For the more cynical reader, there is a lot of repetition in the text – journeying through the Himalayas is, after all, fairly unvaried – food, weather, hardship, topography, physical toll – all of these things are essential to the traveller’s survival, but despite Matthiessen’s skill at creating a strong sense of time and place, they become routine after a while. There’s also the feeling that the book isn’t about a quest, but more the journey being the goal rather than the destination. The reaction the reader has upon arriving at this knowledge will determine whether or not they will embrace the spirit of the story.
Even the more world-weary reader will enjoy elements of the bromance the author has, first with the near-silent ‘GS’, whose seemingly hostile manners Matthiessen intelligently reflects upon, and later with Tukten, his Sherpa porter down the pass at the end of his journey. Touchingly, there are memories too of his late wife, Deborah (‘D’), including an account of their initial courtship, and letters from his son Alex, who provides a moving introduction to this edition. There are other flashes of description that stand out in the book too, such as a beautiful, crippled beggar girl – a reminder of the extreme poverty in Nepal – who approaches the author, all smiles, towards the start of his account.

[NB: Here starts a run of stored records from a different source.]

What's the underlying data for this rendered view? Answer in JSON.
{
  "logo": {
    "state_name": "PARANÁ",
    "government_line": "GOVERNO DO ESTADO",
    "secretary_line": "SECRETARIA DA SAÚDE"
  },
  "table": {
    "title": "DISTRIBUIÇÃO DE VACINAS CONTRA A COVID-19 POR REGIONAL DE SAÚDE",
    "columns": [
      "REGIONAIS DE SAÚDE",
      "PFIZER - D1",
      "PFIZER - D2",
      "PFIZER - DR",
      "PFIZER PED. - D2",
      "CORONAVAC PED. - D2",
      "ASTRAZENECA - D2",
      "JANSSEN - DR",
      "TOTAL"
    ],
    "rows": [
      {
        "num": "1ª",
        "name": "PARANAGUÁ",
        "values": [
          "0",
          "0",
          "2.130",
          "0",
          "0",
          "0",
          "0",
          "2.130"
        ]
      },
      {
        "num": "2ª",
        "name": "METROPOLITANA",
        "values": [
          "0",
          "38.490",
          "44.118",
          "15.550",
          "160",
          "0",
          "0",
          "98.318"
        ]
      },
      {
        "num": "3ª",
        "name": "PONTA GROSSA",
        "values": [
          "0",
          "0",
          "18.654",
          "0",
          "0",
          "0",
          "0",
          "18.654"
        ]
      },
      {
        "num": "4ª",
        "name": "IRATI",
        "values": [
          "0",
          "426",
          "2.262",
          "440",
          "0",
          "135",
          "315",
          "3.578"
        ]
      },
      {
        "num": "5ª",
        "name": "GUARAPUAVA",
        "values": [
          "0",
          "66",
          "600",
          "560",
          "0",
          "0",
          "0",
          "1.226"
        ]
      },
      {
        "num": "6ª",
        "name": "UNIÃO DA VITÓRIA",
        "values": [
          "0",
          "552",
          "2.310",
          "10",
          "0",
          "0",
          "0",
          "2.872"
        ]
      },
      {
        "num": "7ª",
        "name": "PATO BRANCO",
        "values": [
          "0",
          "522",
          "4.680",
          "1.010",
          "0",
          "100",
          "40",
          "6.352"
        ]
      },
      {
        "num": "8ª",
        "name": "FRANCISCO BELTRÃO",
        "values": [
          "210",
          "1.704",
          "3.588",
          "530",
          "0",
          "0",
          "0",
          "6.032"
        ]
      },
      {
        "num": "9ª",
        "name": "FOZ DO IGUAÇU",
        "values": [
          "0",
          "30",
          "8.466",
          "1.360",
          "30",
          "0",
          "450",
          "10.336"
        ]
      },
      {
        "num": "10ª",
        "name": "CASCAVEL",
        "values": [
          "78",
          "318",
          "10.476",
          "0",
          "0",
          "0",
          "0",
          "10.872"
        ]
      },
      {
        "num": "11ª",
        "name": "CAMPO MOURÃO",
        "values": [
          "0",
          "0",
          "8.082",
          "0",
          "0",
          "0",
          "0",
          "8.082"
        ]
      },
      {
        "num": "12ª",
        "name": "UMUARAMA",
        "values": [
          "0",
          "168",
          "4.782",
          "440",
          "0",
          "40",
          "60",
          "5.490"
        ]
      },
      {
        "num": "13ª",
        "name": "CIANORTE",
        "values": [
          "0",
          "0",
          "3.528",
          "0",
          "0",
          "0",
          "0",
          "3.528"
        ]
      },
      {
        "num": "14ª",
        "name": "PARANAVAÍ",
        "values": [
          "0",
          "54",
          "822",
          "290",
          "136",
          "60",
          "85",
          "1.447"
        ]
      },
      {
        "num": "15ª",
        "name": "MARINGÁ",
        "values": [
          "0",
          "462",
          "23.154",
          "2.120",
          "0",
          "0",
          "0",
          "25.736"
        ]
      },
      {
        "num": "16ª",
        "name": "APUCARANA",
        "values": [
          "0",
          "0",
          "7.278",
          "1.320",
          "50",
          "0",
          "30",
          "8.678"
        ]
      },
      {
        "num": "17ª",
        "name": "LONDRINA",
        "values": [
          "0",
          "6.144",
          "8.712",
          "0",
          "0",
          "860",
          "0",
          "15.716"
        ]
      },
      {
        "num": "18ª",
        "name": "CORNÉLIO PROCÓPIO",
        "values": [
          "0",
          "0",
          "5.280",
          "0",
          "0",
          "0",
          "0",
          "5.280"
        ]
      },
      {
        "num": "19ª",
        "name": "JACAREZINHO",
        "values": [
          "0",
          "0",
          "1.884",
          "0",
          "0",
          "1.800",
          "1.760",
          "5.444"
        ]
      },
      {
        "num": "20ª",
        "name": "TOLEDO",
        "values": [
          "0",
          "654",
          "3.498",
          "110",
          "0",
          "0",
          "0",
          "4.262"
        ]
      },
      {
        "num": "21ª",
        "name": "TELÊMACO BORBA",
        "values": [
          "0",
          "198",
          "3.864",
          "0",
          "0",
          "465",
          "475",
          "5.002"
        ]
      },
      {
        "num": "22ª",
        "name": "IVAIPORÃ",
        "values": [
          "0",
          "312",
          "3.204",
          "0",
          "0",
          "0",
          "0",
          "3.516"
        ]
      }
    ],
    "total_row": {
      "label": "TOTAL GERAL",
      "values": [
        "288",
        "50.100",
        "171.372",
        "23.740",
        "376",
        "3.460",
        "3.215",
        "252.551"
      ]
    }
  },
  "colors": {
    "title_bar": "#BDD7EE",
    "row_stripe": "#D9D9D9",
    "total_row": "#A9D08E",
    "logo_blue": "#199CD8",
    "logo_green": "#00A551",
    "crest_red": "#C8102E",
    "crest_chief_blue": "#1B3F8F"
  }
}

For the right readership, The Snow Leopard will prove a very special book with profound significance. In more politically dangerous times, a journey to Crystal Mountain accompanied by Himalayan blue sheep is a welcome relief from the insolvable problems facing the world. This edition has twenty previously-unseen full colour photographs reproduced from the original 1973 expedition (spread over ten two-sided plates) and inside the hardback, a map of the route Matthiessen took is reproduced. It is produced to a very high standard, and the hardback is housed in a protective card case.
The Folio Society edition of The Snow Leopard by Peter Matthiessen, introduced by Alex Matthiessen, photographs by George Schaller, is exclusively available from The Folio Society.